Breakeven Analysis


Breakeven Analysis


  • Tables and diagrams that show break-even analysis are easy to view, comprehend and interpret. This makes it a valuable tool, as it does not take a long time to calculate or use.
  • Break-even analysis is a beneficial management tool to aid the decision making process.
  • It can be used to show the level of profit at a given level of output, and to set targets for achieving profits.
  • The margin of safety can be established.
  • A business can use break-even to consider the consequences of changes for a particular product.
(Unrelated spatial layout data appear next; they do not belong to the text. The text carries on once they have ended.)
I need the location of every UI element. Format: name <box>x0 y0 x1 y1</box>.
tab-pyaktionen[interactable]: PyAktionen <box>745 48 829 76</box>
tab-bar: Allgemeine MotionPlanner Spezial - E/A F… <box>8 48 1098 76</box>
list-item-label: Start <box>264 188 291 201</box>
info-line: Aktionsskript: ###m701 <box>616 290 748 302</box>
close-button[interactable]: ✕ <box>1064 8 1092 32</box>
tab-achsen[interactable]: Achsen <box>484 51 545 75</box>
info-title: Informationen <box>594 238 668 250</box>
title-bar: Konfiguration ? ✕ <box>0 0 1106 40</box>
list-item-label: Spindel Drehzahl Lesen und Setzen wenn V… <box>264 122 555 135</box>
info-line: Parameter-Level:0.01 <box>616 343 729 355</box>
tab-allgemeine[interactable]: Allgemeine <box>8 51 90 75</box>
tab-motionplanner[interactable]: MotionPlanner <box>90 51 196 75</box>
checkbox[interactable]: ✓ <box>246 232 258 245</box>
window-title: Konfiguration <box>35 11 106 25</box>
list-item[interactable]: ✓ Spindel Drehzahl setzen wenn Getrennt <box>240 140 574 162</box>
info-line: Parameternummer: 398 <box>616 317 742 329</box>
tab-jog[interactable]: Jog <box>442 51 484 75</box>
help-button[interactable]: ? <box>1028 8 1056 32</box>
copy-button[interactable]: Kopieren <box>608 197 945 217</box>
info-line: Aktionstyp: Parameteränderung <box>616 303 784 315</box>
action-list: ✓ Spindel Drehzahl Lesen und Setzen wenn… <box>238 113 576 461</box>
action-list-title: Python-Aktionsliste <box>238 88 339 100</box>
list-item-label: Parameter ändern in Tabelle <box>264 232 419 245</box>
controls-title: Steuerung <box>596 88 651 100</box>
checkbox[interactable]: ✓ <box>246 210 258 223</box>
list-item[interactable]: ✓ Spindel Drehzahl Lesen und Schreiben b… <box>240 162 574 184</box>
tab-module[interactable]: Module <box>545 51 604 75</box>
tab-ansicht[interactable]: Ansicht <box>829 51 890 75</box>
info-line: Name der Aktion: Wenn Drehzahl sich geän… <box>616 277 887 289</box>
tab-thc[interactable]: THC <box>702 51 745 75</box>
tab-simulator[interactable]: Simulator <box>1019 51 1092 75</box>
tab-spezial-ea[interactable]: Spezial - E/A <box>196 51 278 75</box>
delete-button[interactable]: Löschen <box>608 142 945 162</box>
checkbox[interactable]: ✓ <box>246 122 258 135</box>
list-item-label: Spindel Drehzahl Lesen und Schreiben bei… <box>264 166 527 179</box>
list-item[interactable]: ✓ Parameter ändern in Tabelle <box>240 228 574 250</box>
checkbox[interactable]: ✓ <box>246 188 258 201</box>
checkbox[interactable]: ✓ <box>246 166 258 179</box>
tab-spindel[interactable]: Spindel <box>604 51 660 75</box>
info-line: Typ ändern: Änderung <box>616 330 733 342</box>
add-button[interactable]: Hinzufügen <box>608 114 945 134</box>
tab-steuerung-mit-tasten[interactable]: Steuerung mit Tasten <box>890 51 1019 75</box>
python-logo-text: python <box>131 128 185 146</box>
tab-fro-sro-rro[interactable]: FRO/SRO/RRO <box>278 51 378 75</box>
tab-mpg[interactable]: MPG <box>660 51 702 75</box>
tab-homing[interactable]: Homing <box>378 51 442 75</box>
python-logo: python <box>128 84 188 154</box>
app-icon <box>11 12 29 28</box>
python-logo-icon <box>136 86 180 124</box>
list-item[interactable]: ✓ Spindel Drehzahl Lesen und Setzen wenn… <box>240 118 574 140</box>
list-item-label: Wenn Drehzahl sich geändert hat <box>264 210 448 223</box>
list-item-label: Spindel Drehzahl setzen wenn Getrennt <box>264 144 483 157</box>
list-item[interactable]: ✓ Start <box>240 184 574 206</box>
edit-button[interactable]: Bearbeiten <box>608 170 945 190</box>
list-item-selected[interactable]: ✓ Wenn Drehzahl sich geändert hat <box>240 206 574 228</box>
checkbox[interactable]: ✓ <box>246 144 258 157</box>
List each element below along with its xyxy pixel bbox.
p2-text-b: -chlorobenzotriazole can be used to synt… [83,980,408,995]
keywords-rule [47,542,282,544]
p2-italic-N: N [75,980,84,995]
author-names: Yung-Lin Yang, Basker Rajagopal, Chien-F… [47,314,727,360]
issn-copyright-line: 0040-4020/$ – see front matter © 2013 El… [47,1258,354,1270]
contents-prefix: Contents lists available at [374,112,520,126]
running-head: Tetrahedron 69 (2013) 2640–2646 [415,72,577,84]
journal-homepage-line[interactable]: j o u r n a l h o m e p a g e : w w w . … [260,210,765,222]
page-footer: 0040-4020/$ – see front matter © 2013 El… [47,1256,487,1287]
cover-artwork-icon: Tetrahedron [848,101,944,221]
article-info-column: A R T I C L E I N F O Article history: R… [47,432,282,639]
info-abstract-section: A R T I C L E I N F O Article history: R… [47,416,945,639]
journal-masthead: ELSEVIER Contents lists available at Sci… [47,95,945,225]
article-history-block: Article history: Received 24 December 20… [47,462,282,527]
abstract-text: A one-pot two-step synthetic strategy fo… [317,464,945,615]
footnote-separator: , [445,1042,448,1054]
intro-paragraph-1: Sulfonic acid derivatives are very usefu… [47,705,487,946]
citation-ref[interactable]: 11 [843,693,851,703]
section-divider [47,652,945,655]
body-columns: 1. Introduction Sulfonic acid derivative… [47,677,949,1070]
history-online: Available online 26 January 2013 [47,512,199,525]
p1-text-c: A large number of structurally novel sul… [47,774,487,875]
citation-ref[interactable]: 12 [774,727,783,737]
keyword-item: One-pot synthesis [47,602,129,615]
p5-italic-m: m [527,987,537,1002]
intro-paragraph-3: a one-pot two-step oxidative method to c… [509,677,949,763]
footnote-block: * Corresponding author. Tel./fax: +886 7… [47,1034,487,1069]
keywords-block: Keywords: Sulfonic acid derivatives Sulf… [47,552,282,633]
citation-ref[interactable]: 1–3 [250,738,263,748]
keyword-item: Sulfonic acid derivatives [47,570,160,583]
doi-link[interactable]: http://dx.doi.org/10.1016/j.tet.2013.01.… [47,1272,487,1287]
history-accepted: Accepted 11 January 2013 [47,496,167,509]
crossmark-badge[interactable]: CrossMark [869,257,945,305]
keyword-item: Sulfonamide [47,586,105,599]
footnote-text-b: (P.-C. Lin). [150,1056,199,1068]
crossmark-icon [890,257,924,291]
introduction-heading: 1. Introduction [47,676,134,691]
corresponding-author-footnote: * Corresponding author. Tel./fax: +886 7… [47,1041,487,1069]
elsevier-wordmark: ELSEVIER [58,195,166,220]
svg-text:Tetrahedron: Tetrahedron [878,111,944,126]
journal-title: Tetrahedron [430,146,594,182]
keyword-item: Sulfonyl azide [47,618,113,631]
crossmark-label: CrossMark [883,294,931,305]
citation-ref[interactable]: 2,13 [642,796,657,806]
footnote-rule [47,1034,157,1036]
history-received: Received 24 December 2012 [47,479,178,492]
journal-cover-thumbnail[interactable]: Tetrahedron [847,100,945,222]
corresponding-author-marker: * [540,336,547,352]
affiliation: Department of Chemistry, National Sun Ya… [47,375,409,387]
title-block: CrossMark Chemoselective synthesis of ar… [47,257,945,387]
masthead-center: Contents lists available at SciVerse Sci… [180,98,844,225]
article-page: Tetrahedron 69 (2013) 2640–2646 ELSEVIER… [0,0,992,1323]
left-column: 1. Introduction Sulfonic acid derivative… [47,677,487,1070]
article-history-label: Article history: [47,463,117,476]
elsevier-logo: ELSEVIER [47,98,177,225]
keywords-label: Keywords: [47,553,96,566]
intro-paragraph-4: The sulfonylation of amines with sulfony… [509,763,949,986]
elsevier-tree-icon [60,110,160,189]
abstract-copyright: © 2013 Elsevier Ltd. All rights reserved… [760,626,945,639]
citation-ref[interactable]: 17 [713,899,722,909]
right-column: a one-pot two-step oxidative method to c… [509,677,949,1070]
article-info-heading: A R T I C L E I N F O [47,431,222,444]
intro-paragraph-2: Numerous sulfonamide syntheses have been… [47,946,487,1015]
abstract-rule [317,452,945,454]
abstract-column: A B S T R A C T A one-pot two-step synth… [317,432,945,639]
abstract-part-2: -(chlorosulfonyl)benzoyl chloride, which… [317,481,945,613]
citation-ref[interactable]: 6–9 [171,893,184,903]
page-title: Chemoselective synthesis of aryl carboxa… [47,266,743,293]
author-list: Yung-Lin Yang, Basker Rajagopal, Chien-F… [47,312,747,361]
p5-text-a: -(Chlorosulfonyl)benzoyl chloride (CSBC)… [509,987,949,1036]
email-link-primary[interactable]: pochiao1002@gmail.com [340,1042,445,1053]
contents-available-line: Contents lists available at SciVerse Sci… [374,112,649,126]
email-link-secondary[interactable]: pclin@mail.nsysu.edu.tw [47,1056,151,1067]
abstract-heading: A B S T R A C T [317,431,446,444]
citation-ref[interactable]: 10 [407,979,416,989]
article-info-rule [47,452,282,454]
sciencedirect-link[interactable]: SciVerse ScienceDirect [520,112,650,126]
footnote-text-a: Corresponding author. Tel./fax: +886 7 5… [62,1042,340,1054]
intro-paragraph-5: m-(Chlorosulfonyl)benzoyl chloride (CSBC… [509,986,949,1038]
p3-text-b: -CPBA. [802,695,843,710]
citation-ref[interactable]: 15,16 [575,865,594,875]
  • The overall problem with break-even as a decision making process tool is that it is based on using predicted figures. There is no certainty that costs and prices will be accurate or constant.
  • The direct or variable costs may change, depending upon the quantities involved. A new diagram/table may have to be have drawn, which is time-consuming.
  • As the level of production increases, the opportunities to gain the benefits of economies of scale with affect unit costs.
  • If there is more than one product involved, it may be difficult to allocate the fixed costs. Calculating the break-even may be difficult.
  • Calculating the total revenue relies on just one price. In business, this is unlikely as discounts or promotional offers may be used.


Overall it is clear that breakeven analysis is limited to its uses because although it helps the decision-making process, it is based upon predicted figures. Therefore the extent to which breakeven analysis is useful depends upon the accuracy of the figures used.